One of the most common complaints among NAMI members regarding the current work incentive structure is the Social Security bureaucracy. When trying to get straight answers about ones own benefits and possible opportunities for work incentives (including PASS), consumers often find that SSA field offices and headquarters staff give conflicting and confusing answers. No doubt, this flows from the complexity of the programs, especially in the case of PASS and 1619(a) and (b) for SSI beneficiaries. However, this complexity does not excuse wrong or misleading answers to basic questions and the (too often) complete lack of effective counseling about what the real options are. Putting work incentive specialists in SSA field offices will go a long way toward helping consumers cope with this new program. More importantly, these work incentive specialists should not be employees of SSA so that the advice they give consumers is independent and free of the biases that we often see in SSA field staff.

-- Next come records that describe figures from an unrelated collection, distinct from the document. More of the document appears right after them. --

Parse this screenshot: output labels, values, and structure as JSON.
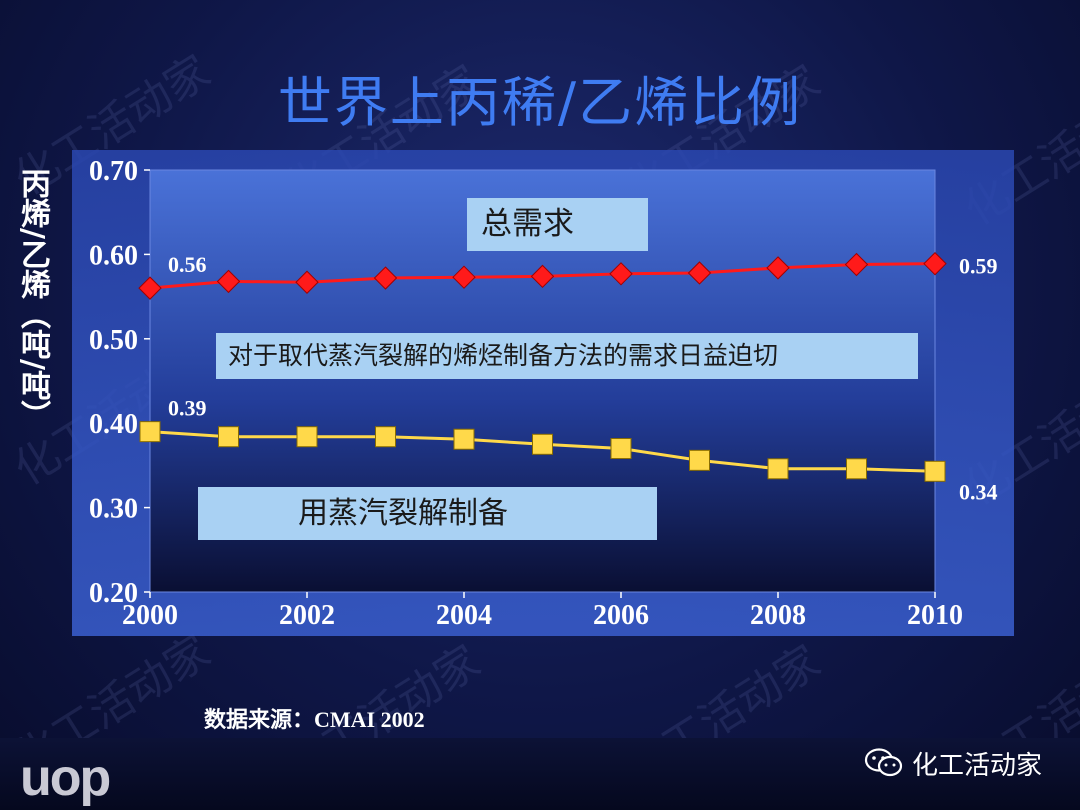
{
  "slide": {
    "title": "世界上丙稀/乙烯比例",
    "watermark": "化工活动家",
    "source_label": "数据来源：",
    "source_name": "CMAI 2002",
    "logo_text": "uop",
    "brand_text": "化工活动家",
    "colors": {
      "background": "#0f1748",
      "title": "#3f7cf2",
      "plot_top": "#4a72d8",
      "plot_bottom": "#0a0f33",
      "total_series": "#ff1a1a",
      "steam_series": "#ffd94a",
      "callout": "#a9d1f3"
    }
  },
  "callouts": {
    "total_demand": "总需求",
    "alternatives": "对于取代蒸汽裂解的烯烃制备方法的需求日益迫切",
    "steam_cracking": "用蒸汽裂解制备"
  },
  "chart_data": {
    "type": "line",
    "title": "世界上丙稀/乙烯比例",
    "ylabel": "丙烯/乙烯（吨/吨）",
    "xlabel": "",
    "x": [
      2000,
      2001,
      2002,
      2003,
      2004,
      2005,
      2006,
      2007,
      2008,
      2009,
      2010
    ],
    "xticks": [
      2000,
      2002,
      2004,
      2006,
      2008,
      2010
    ],
    "ylim": [
      0.2,
      0.7
    ],
    "yticks": [
      "0.20",
      "0.30",
      "0.40",
      "0.50",
      "0.60",
      "0.70"
    ],
    "grid": false,
    "series": [
      {
        "key": "total",
        "marker": "diamond",
        "color": "#ff1a1a",
        "values": [
          0.56,
          0.568,
          0.567,
          0.572,
          0.573,
          0.574,
          0.577,
          0.578,
          0.584,
          0.588,
          0.589
        ],
        "start_label": "0.56",
        "end_label": "0.59"
      },
      {
        "key": "steam",
        "marker": "square",
        "color": "#ffd94a",
        "values": [
          0.39,
          0.384,
          0.384,
          0.384,
          0.381,
          0.375,
          0.37,
          0.356,
          0.346,
          0.346,
          0.343
        ],
        "start_label": "0.39",
        "end_label": "0.34"
      }
    ]
  }
}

NAMI feels strongly that any legislation designed to reform the current SSA work incentive programs should first ensure that it does no harm to vulnerable beneficiaries with severe mental illnesses and other severe disabilities. No individual with a severe mental illness who is receiving SSDI or SSI should have his or her benefits jeopardized by the passage of this bill. The current bill contains important protections ensuring that persons who take the risk and go to work will not be subject to an unscheduled continuing disability review (CDR). The reality is that there are many people with mental illnesses who are currently part of the SSI and SSDI programs who are experiencing symptoms that are so severe that they cannot be reasonably expected to enter the workforce over the short-term. They should not be forced to participate in a work incentive program until they are ready.
Mr. Chairman, millions of people like me who live with a serious brain disorder are able to work and be productive. We are taxpaying members of our communities. With access to effective treatment through healthcare coverage, people with severe mental illnesses who are on the SSI and SSDI rolls can move toward greater independence.
Unfortunately, the current structure of the system, including both the pervasive work disincentives in the SSDI program and the unresponsive nature of the state-federal VR program, make work a frequently unachievable goal. Put simply, the current system is hostile toward work for people who can and want to work, but whose disability prevents them from moving rapidly and permanently to full employment. More importantly, the system has the perverse effect of trapping people in poverty. The status quo cannot remain in place if we are to achieve the important national goal of full participation and integration into the mainstream of American society for all people with disabilities. Finally, work and independence are also vital to our ongoing efforts to eradicate the stigma that is so closely associated with severe mental illnesses. Passage of S 1858 will continue the path of progress Congress established with the ADA and the MHPA.